THz region (1 mm - 0.1 mm, or 300 GHz and 3 THz) of the electromagnetic spectrum attracts applications in medical imaging, with its high dielectric constant of water, low non-ionizing photon energy (0.4-40 meV), and robustness against scattering from rough surface interface. This study investigates THz optical imaging system design and engineering, and explores implementation of THz imaging method for application in remote sensing of physiological tissue. Specifically, the focus of this manuscript is to explore two important topics in remote sensing design, with analysis of quasi-optical systems design and effect of rough surface scattering in THz wavelength.

An overview of THz imaging field and application to medical imaging are presented. A survey of current methods THz imaging and remote sensing scheme is made to provide context for system design consideration. As an example, the direct-detection THz imaging system is characterized, and used in experiments for the following sections.

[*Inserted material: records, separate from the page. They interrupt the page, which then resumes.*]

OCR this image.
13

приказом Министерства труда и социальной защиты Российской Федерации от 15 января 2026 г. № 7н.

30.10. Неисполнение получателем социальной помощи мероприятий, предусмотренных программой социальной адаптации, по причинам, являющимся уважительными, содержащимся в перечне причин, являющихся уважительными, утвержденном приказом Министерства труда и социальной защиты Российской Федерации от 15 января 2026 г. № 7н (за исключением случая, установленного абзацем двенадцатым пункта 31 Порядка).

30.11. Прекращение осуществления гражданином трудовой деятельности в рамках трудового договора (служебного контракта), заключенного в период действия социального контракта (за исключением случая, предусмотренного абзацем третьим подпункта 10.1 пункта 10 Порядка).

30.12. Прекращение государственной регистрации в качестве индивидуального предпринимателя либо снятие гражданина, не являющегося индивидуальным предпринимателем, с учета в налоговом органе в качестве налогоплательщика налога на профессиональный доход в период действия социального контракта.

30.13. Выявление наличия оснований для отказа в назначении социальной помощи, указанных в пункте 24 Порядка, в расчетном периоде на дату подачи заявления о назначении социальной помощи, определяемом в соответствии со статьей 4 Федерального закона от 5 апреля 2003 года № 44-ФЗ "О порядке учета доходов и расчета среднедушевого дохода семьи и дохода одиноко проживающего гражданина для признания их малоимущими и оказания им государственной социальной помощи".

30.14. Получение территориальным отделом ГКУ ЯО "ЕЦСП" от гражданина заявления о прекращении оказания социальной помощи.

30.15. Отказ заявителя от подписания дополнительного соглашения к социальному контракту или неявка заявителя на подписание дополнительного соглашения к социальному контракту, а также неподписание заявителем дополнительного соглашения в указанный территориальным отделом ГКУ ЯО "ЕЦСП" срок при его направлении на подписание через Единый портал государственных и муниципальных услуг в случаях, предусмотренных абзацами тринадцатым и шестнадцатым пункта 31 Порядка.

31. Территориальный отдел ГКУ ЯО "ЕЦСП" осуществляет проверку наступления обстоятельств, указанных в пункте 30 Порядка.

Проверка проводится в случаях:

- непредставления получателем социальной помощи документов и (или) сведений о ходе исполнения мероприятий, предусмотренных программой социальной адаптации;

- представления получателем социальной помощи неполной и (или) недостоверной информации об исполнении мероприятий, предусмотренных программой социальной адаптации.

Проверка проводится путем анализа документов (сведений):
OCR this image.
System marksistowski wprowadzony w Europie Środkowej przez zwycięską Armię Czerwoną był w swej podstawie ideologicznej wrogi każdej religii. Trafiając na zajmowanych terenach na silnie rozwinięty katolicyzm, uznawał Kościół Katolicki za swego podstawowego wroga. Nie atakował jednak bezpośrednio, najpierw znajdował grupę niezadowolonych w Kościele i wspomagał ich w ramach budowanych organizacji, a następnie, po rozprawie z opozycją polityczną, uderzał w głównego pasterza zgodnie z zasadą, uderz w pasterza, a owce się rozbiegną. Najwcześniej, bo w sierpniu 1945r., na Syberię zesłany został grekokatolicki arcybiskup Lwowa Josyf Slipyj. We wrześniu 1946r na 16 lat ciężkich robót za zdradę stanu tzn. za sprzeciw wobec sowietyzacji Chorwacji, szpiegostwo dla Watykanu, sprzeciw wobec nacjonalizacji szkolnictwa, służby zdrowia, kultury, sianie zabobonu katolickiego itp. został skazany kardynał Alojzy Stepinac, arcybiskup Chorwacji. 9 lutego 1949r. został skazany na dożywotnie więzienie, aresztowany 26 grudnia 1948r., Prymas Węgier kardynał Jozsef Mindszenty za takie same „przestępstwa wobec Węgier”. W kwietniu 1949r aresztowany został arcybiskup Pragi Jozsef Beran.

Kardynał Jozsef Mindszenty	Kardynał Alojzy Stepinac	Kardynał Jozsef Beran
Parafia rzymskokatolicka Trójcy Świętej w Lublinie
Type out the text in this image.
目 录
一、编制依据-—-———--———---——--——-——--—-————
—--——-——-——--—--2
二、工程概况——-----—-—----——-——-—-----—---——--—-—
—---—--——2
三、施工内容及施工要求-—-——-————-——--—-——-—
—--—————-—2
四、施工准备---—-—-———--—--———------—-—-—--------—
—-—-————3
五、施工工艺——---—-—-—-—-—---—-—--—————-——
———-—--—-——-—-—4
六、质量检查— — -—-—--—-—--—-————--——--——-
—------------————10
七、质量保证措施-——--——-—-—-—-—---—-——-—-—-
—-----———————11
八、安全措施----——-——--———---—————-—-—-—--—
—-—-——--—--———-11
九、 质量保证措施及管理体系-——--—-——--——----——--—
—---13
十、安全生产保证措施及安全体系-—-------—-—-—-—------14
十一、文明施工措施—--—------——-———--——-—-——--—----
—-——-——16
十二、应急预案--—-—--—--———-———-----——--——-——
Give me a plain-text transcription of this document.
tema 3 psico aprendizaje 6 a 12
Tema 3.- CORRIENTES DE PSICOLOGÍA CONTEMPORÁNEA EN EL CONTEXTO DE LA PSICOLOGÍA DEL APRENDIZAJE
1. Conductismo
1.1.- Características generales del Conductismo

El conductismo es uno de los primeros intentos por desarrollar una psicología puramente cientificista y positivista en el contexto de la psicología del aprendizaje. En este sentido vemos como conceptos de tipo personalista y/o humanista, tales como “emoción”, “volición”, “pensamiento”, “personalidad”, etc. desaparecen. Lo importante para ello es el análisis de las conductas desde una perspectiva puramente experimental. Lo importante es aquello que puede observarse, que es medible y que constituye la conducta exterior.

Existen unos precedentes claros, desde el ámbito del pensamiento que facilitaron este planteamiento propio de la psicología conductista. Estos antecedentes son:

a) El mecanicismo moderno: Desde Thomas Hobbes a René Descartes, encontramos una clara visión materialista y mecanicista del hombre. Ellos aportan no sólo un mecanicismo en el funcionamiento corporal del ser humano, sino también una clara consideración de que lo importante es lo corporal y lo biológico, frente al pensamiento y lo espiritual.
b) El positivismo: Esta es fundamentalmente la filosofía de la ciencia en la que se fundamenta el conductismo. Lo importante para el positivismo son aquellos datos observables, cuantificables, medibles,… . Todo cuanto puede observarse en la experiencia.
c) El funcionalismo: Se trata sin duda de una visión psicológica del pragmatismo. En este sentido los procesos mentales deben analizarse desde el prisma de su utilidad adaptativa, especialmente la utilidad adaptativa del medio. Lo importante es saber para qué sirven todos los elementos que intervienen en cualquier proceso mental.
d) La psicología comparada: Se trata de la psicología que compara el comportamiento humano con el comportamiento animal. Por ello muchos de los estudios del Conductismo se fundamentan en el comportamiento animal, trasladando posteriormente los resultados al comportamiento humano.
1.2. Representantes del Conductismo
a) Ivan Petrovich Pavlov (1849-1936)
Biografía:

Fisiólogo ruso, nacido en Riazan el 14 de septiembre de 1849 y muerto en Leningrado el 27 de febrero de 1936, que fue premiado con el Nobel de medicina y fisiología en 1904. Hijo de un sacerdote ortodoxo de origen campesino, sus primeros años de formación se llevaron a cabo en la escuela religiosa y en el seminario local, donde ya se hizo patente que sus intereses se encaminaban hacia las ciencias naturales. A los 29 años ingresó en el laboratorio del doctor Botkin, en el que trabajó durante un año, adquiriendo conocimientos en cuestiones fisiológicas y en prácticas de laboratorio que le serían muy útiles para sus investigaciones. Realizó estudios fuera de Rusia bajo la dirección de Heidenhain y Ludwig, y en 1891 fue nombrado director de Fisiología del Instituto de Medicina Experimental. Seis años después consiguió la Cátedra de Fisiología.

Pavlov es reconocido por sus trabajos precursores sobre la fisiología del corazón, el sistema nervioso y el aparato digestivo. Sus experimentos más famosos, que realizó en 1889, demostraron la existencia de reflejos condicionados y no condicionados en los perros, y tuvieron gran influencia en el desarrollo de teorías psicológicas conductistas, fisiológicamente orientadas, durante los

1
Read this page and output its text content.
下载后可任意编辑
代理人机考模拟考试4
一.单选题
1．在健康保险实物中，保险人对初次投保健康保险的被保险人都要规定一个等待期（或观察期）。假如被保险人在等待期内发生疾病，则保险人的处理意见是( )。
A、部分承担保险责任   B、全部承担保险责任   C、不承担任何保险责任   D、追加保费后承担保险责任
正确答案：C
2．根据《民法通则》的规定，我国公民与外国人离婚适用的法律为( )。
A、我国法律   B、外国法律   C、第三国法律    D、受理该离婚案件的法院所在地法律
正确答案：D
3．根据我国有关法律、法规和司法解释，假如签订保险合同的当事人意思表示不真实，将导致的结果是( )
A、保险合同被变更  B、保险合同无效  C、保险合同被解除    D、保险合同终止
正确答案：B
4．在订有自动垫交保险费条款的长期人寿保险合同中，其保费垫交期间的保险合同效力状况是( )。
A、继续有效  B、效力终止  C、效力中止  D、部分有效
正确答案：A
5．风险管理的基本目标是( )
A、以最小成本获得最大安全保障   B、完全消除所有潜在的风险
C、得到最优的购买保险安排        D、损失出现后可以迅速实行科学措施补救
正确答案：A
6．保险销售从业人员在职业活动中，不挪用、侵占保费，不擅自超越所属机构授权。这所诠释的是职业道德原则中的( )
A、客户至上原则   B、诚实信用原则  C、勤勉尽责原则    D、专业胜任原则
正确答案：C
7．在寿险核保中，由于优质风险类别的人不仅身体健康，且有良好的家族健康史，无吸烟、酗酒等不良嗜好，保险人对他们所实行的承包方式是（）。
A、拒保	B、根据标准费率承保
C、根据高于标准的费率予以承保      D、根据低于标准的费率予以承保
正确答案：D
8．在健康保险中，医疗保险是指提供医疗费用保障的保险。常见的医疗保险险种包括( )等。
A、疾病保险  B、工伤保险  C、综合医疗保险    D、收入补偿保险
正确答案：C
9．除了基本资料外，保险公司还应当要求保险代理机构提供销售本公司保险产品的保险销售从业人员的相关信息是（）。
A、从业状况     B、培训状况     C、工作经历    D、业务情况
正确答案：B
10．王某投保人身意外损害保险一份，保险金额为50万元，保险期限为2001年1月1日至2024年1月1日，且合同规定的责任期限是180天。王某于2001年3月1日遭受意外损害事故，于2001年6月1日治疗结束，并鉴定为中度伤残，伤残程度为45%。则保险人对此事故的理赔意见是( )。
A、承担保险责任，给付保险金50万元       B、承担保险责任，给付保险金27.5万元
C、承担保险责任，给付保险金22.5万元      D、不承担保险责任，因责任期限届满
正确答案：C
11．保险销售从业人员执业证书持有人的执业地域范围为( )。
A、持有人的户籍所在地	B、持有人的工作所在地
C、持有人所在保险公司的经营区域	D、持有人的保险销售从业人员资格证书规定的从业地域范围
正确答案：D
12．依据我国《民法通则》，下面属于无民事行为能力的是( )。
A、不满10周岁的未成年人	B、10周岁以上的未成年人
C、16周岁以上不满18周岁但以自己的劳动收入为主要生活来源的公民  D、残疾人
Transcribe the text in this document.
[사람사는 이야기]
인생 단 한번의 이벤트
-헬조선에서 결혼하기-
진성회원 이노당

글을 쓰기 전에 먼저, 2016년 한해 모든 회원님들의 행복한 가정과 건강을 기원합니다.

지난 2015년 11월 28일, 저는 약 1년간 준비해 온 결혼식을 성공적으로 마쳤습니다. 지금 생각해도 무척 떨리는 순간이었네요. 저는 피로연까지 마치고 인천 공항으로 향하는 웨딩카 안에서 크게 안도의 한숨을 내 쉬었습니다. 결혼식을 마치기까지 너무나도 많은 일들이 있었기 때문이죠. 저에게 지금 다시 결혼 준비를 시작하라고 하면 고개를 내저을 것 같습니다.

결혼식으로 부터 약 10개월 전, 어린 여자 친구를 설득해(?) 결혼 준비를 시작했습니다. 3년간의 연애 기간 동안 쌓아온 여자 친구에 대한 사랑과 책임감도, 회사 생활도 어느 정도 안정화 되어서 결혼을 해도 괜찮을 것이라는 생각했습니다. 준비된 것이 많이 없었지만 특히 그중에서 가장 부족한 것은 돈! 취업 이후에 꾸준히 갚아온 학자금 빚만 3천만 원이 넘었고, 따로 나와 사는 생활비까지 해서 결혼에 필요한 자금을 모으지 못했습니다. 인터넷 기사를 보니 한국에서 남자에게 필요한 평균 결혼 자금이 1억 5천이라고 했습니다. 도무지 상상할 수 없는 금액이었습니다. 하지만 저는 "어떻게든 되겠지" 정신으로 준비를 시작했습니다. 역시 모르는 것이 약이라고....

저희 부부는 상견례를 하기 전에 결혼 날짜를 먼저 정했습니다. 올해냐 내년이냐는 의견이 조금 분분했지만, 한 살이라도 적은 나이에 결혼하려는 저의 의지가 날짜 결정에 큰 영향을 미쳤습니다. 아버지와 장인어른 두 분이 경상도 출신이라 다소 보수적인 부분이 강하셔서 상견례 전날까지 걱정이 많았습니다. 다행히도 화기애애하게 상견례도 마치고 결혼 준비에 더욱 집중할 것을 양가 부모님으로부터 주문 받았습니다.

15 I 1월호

In the second section, a detailed analysis of commonly used quasi-optical component (off-axis parabolic mirrors) is performed to investigate its focusing properties at THz wavelength. Additional attention is directed to polarization aberration effect in the propagation of coherent, linearly polarized THz beam through series of mirrors.

The third section applies Kirchhoff random rough surface scattering theory at THz region, and provides analysis of signal strength and variance in the signal-to-noise ratio (SNR) in imaging.

Lastly, a beam-scanning imaging system is constructed and demonstrated as an effort toward practical clinical application. The system employs a spinning polygon mirror and Michelson interferometer based design to allow source, detector, and target to remain fixed and perform imaging at a dramatically faster speed. The system achieves a focused THz beam diameter of 1.66mm and a large depth of field of >25 mm, and acquisition speed of minimum 100 pixels/s. Images of characterization targets and ex vivo tissue samples are presented.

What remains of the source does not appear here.